You are only matching words, so you can break the dictionary into an array of strings. Since you are only doing an exact match against a known length, break the word array into a separate array for each word length. So byLength[3] is the array off all words with length 3. Each word array should be sorted.
Now you have an array of words and a word with potential wild cards to find. Depending on wether and where the wildcards are, there are a few approaches.
If the search term has no wild cards, then do a binary search in your sorted array. You could do a hash at this point, which would be faster but not much. If the vast majority of your search terms have no wildcards, then consider a hash table or an associative array keyed by hash.
If the search term has wildcards after some literal characters, then do a binary search in the sorted array to find an upper and lower bound, then do a linear search in that bound.
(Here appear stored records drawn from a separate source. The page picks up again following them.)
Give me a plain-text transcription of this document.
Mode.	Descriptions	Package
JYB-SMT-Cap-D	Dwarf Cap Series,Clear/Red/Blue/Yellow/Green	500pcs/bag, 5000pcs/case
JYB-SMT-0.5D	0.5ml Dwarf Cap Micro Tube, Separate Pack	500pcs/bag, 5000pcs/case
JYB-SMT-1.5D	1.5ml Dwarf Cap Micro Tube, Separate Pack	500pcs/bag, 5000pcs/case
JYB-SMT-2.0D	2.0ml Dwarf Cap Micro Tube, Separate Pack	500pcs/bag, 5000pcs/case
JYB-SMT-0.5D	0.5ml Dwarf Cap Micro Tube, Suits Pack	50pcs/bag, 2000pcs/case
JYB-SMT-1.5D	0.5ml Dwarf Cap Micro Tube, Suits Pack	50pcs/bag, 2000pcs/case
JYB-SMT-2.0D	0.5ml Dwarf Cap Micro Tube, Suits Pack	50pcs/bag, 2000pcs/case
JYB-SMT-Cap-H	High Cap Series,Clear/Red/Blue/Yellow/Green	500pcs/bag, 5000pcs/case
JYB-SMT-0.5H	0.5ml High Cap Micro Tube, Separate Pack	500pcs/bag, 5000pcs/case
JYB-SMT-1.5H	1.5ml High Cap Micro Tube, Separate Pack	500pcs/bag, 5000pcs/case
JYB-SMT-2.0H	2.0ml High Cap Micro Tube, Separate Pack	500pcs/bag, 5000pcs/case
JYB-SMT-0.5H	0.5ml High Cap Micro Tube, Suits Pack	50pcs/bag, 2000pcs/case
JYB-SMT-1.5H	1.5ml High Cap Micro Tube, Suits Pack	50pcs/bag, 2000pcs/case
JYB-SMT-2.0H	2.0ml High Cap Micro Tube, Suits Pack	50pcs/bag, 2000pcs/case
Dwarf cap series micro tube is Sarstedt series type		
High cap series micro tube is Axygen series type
If the wildcards are all trailing then finding a non empty range is sufficient.
If the search term starts with wild cards, then the sorted array is no help and you would need to do a linear search unless you keep a copy of the array sorted by backwards strings. If you make such an array, then choose it any time there are more trailing than leading literals. If you do not allow leading wildcards then there is no need.
If the search term both starts and ends with wildcards, then you are stuck with a linear search within the words with equal length.
So an array of arrays of strings. Each array of strings is sorted, and contains strings of equal length. Optionally duplicate the whole structure with the sorting based on backwards strings for the case of leading wildcards.
The overall space is one or two pointers per word, plus the words. You should be able to store all the words in a single buffer if your language permits. Of course, if your language does not permit, grep is probably faster anyway. For a million words, that is 4-16MB for the arrays and similar for the actual words.
For a search term with no wildcards, performance would be very good. With wildcards, there will occasionally be linear searches across large groups of words. With the breakdown by length and a single leading character, you should never need to search more than a few percent of the total dictionary even in the worst case. Comparing only whole words of known length will always be faster than generic string matching.